Wanneer lidstaten de interventiestrategie voor de ESI-fondsen vaststellen en de programmeringsdocumenten opstellen, moeten zij de rechten die door het Handvest worden beschermd en de daarin vervatte beginselen eerbiedigen. De meest relevante bepalingen in dit verband zijn artikel 47 van het Handvest, waarin het recht op een doeltreffende voorziening in rechte en op een onpartijdig gerecht wordt erkend, inclusief het recht om te worden gehoord, artikel 7 betreffende de eerbiediging van het privéleven en van het familie- en gezinsleven en artikel 8 inzake de bescherming van persoonsgegevens.

B)

De organisatie van een partnerschap (artikel 5, leden 1 en 2, van de GB-verordening), artikelen 5 en 7 en artikel 15, lid 1, onder c) en onder d), van de GB-verordening, artikelen 2, 3 en 4 van Gedelegeerde Verordening (EU) nr. 240/2014 van de Commissie (9)

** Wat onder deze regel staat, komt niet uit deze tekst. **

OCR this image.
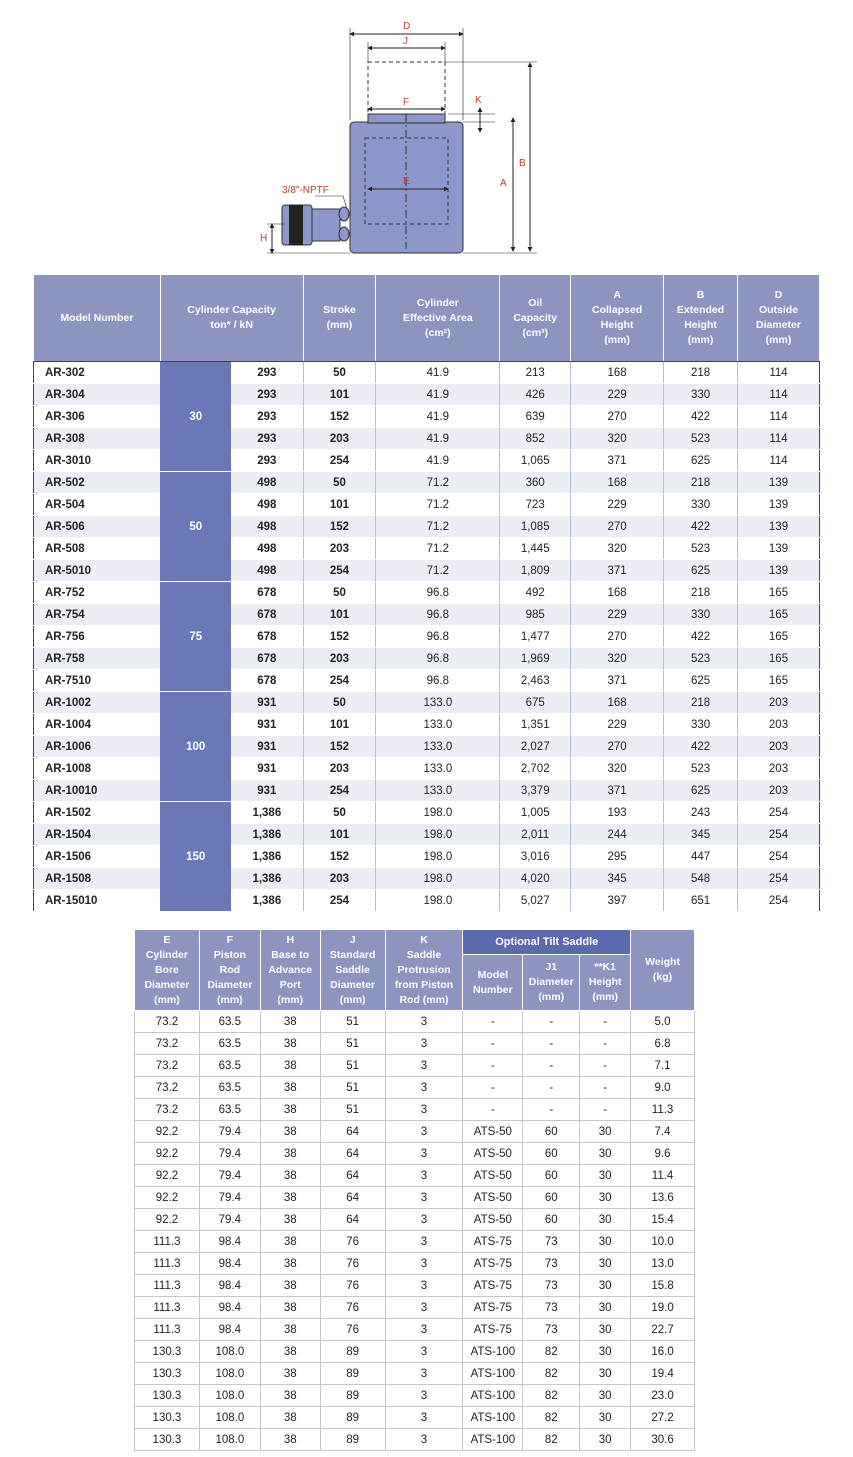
D
J
F	K
E	A
B
H
3/8"-NPTF
Model Number	Cylinder Capacity
ton* / kN		Stroke
(mm)	Cylinder
Effective Area
(cm²)	Oil
Capacity
(cm³)	A
Collapsed
Height
(mm)	B
Extended
Height
(mm)	D
Outside
Diameter
(mm)
AR-302	30	293	50	41.9	213	168	218	114
AR-304		293	101	41.9	426	229	330	114
AR-306		293	152	41.9	639	270	422	114
AR-308		293	203	41.9	852	320	523	114
AR-3010		293	254	41.9	1,065	371	625	114
AR-502	50	498	50	71.2	360	168	218	139
AR-504		498	101	71.2	723	229	330	139
AR-506		498	152	71.2	1,085	270	422	139
AR-508		498	203	71.2	1,445	320	523	139
AR-5010		498	254	71.2	1,809	371	625	139
AR-752	75	678	50	96.8	492	168	218	165
AR-754		678	101	96.8	985	229	330	165
AR-756		678	152	96.8	1,477	270	422	165
AR-758		678	203	96.8	1,969	320	523	165
AR-7510		678	254	96.8	2,463	371	625	165
AR-1002	100	931	50	133.0	675	168	218	203
AR-1004		931	101	133.0	1,351	229	330	203
AR-1006		931	152	133.0	2,027	270	422	203
AR-1008		931	203	133.0	2,702	320	523	203
AR-10010		931	254	133.0	3,379	371	625	203
AR-1502	150	1,386	50	198.0	1,005	193	243	254
AR-1504		1,386	101	198.0	2,011	244	345	254
AR-1506		1,386	152	198.0	3,016	295	447	254
AR-1508		1,386	203	198.0	4,020	345	548	254
AR-15010		1,386	254	198.0	5,027	397	651	254
E
Cylinder
Bore
Diameter
(mm)	F
Piston
Rod
Diameter
(mm)	H
Base to
Advance
Port
(mm)	J
Standard
Saddle
Diameter
(mm)	K
Saddle
Protrusion
from Piston
Rod (mm)	Optional Tilt Saddle			Weight
(kg)
					Model
Number	J1
Diameter
(mm)	**K1
Height
(mm)	
73.2	63.5	38	51	3	-	-	-	5.0
73.2	63.5	38	51	3	-	-	-	6.8
73.2	63.5	38	51	3	-	-	-	7.1
73.2	63.5	38	51	3	-	-	-	9.0
73.2	63.5	38	51	3	-	-	-	11.3
92.2	79.4	38	64	3	ATS-50	60	30	7.4
92.2	79.4	38	64	3	ATS-50	60	30	9.6
92.2	79.4	38	64	3	ATS-50	60	30	11.4
92.2	79.4	38	64	3	ATS-50	60	30	13.6
92.2	79.4	38	64	3	ATS-50	60	30	15.4
111.3	98.4	38	76	3	ATS-75	73	30	10.0
111.3	98.4	38	76	3	ATS-75	73	30	13.0
111.3	98.4	38	76	3	ATS-75	73	30	15.8
111.3	98.4	38	76	3	ATS-75	73	30	19.0
111.3	98.4	38	76	3	ATS-75	73	30	22.7
130.3	108.0	38	89	3	ATS-100	82	30	16.0
130.3	108.0	38	89	3	ATS-100	82	30	19.4
130.3	108.0	38	89	3	ATS-100	82	30	23.0
130.3	108.0	38	89	3	ATS-100	82	30	27.2
130.3	108.0	38	89	3	ATS-100	82	30	30.6
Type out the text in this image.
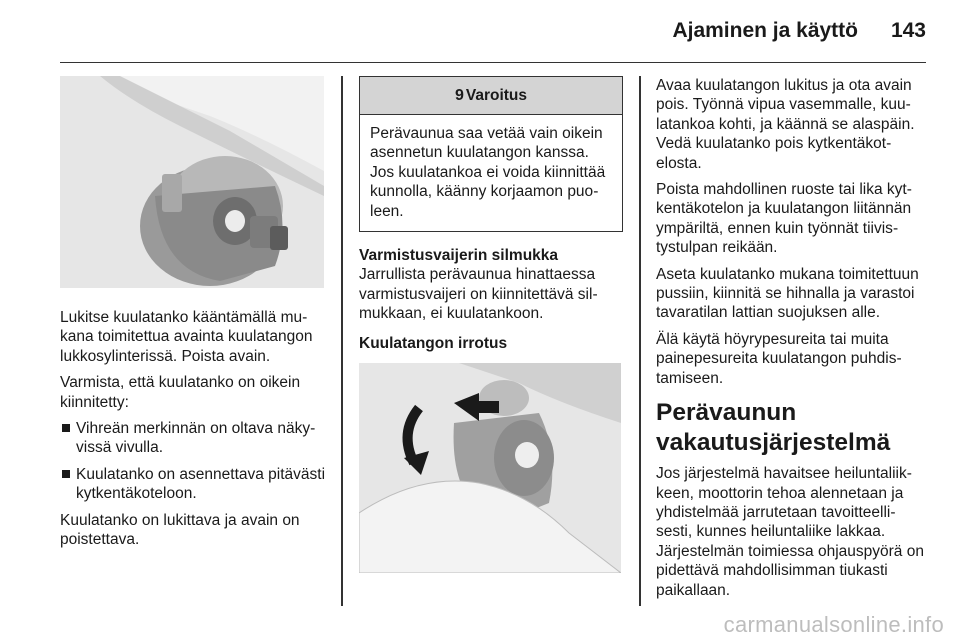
Ajaminen ja käyttö 143

Lukitse kuulatanko kääntämällä mukana toimitettua avainta kuulatangon lukkosylinterissä. Poista avain.

Varmista, että kuulatanko on oikein kiinnitetty:

Vihreän merkinnän on oltava näkyvissä vivulla.
Kuulatanko on asennettava pitävästi kytkentäkoteloon.

Kuulatanko on lukittava ja avain on poistettava.

9 Varoitus
Perävaunua saa vetää vain oikein asennetun kuulatangon kanssa. Jos kuulatankoa ei voida kiinnittää kunnolla, käänny korjaamon puoleen.
Varmistusvaijerin silmukka

Jarrullista perävaunua hinattaessa varmistusvaijeri on kiinnitettävä silmukkaan, ei kuulatankoon.

Kuulatangon irrotus

Avaa kuulatangon lukitus ja ota avain pois. Työnnä vipua vasemmalle, kuulatankoa kohti, ja käännä se alaspäin. Vedä kuulatanko pois kytkentäkotelosta.

Poista mahdollinen ruoste tai lika kytkentäkotelon ja kuulatangon liitännän ympäriltä, ennen kuin työnnät tiivistystulpan reikään.

Aseta kuulatanko mukana toimitettuun pussiin, kiinnitä se hihnalla ja varastoi tavaratilan lattian suojuksen alle.

Älä käytä höyrypesureita tai muita painepesureita kuulatangon puhdistamiseen.

Perävaunun vakautusjärjestelmä

Jos järjestelmä havaitsee heiluntaliikkeen, moottorin tehoa alennetaan ja yhdistelmää jarrutetaan tavoitteellisesti, kunnes heiluntaliike lakkaa. Järjestelmän toimiessa ohjauspyörä on pidettävä mahdollisimman tiukasti paikallaan.

carmanualsonline.info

Relevante documenten voor de organisatie van een partnerschap: documenten betreffende regelingen voor het partnerschap in de partnerschapsovereenkomst en overige documenten betreffende de organisatie van het partnerschap

Relevante in het Handvest neergelegde rechten en beginselen zijn:

non-discriminatie, taalkundige verscheidenheid, gelijkheid van vrouwen en mannen, integratie van personen met een handicap

C)

Het formuleren van de regels voor het lidmaatschap van het toezichtcomité en van het reglement van orde van het toezichtcomité (artikel 10, lid 1, van Gedelegeerde Verordening (EU) nr. 240/2014), artikel 7, artikel 47, leden 1 t/m 3 (10), en artikel 48, lid 1, van de GB-verordening

Relevante documenten: documenten betreffende regels voor het lidmaatschap van het toezichtcomité en het reglement van orde van het toezichtcomité

Relevante in het Handvest neergelegde rechten en beginselen zijn: non-discriminatie, gelijkheid van vrouwen en mannen, taalkundige verscheidenheid

II.    Toezichtcomité

Bestudering en goedkeuring van de communicatiestrategie voor het operationele programma en van eventuele wijzigingen van de strategie, criteria voor de selectie van concrete acties (artikel 110, lid 2, onder a) en d), van de GB-verordening, Elfpo: artikel 74, onder a), van Verordening (EU) nr. 1305/2013.)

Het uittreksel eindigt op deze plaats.